Bristol Somalis Form FGM Committee

Abdi Mohamed (BSMG – 07 Mar 2018) – In the light of the recent ill-advised female genital mutilation (FGM) prosecution in Bristol, which has collapsed because of ‘evidence inconsistencies’, the Somali Community came together to discuss about the impact it has on the community and how to manage its consequences. But also how to rise to the challenges and opportunities it has presented.

In a meeting held at Easton Community Centre yesterday, Somali parents and guardians talked about their understanding about FGM and the reasons for supporting its eradication. They reaffirmed their rejection of this barbaric practice because it is not in line with the Islamic religion and it is against the law. On the other hand, they denounced the aggressive and oppressive behaviour of campaigners and professionals, who indiscriminately treat every parent with a young female child – and the whole community – as a criminal.
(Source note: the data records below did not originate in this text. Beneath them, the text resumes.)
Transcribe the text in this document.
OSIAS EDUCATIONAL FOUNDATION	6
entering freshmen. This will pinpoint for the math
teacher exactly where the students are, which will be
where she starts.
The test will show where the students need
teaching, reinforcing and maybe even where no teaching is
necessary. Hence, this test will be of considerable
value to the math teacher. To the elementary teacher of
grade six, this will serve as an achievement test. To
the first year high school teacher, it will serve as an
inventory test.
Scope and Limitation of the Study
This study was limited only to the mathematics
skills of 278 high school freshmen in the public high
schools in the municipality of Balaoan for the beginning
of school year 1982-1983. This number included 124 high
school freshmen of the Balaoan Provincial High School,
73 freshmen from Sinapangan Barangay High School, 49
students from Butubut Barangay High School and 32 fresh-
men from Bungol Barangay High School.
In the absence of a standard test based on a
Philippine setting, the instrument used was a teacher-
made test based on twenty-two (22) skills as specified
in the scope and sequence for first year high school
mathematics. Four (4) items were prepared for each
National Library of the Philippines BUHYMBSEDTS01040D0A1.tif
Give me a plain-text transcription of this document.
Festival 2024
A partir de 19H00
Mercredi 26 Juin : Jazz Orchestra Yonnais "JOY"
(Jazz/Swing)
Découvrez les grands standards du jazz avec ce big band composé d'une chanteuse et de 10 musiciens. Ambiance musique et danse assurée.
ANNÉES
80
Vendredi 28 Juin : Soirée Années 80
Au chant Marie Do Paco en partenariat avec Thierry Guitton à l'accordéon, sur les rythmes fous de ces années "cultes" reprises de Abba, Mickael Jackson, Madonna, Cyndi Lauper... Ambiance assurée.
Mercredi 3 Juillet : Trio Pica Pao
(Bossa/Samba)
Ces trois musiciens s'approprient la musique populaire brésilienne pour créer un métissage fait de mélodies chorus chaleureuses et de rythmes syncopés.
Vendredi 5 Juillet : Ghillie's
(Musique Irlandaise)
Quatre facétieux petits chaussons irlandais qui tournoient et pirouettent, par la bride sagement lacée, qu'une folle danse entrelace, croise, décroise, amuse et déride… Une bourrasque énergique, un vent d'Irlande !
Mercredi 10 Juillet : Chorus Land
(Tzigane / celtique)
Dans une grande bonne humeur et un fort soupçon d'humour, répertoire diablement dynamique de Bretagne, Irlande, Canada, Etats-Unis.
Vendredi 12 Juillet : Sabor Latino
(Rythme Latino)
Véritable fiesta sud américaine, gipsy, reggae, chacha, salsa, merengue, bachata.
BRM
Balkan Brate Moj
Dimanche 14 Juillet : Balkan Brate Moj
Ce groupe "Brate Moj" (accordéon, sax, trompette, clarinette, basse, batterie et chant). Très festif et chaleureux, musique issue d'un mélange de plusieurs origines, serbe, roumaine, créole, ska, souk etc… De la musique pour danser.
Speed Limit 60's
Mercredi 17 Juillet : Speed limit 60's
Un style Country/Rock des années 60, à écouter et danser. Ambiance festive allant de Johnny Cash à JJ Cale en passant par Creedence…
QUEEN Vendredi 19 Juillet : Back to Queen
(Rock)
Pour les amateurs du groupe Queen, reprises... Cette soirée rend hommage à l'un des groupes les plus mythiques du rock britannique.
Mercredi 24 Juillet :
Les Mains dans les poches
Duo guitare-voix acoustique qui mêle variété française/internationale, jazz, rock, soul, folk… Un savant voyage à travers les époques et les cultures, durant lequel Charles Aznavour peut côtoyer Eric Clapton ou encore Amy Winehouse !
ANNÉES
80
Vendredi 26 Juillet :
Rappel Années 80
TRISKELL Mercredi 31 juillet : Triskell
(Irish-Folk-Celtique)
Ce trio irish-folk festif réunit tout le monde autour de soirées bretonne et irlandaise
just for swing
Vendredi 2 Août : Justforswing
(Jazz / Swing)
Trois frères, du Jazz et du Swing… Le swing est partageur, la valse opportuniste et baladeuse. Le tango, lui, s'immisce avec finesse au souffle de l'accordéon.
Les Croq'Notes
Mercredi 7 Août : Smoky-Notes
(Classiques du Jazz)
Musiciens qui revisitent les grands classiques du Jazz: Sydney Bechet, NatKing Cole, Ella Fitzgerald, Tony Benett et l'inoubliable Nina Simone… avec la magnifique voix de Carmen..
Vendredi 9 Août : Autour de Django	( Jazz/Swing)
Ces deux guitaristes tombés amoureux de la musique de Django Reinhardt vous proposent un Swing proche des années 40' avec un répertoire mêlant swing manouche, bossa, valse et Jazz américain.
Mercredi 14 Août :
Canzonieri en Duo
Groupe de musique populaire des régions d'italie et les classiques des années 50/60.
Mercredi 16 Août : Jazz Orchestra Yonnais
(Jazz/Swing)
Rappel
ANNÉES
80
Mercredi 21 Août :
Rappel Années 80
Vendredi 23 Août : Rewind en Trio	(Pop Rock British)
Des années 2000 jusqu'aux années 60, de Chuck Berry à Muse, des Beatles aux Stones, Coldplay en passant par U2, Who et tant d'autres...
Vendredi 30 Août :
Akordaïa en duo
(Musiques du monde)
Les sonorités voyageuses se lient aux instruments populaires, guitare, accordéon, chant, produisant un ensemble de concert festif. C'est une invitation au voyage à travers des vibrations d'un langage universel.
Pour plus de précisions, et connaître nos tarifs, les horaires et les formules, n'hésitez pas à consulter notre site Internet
“No sooner I informed the school that I am taking my child to East Africa for the summer holidays,” said a mother who attended the meeting, “than I received a call from a social worker. After a long discussion over the phone, I allowed them to visit me at home and they made me sign a form to say I won’t ‘mutilate’ my child. Would I ever hurt my child?” she emphasised. “They also took our passport numbers and asked me addresses of where we are going, and when we are coming back. It was intimidation, really.”

The bullying attitudes were confirmed by others who shared the group with incidents where mothers had been visited by social workers and police officers and threatened with FGM Protection Order unless they sign the form, which understandably is being only used in Bristol – not to mention the number of families stopped at airports and questioned or had their passports confiscated. Anecdotal evidence show that the number of court orders have increased, and it has been estimated that more than 300 forms have been signed within the least eighteen months. The FGM measures aimed to protect children are doing more harm than good at the present time, nevertheless.

The problems have been exacerbated by misconceptions and misinformation about the community, coupled with the believe that (the so called) FGM effected communities “do not want to change” and they “understand they have to adjust their practices to evade law enforcement.” These misperceptions have created mistrust between communities and professionals, and have certainly damaged relationships. As a result, Bristol’s approach and commitment to eradicate FGM have been questioned and purportedly deemed to be putting the target communities in place.

These harrowing stories of bullying and harassment have made participants of the meeting realise the urgency to raise issues of concern with relevant authorities. The elephant in the room cannot be ignored any longer and the other side of the story, the true and positive side of the community in relation to FGM, should be heard.

Therefore a committee of eleven, seven women and four men, was formed. Amongst the main objectives of the committee include creating opportunities for the community (mainly fathers and mothers) to participate the FGM campaign alongside (young) campaigners, and to promote the rights of parents and families; tackling misconceptions and engaging the local Somali community through education and awareness; and developing links with authorities including the police and the Home Office FGM Unit.

More importantly, the FGM Committee aims to give a voice to the voiceless children whose rights have not been respected and protected. The random examination of young females without evidence is not only a grave concern but gross human rights violations too. A point in case is the recently collapsed case where private parts of three young girls had been examined because of baseless allegations.

Currently, the situation is, as the Somali proverb goes, “Ceelna uma qodna, cidina uma maqna [No wells dug for them, no rescuers on the way]” – in other words, if you don’t help vulnerable people in the community, no one else will. And the FGM Committee was formed to help and promote the rights of Somali young girls and their families.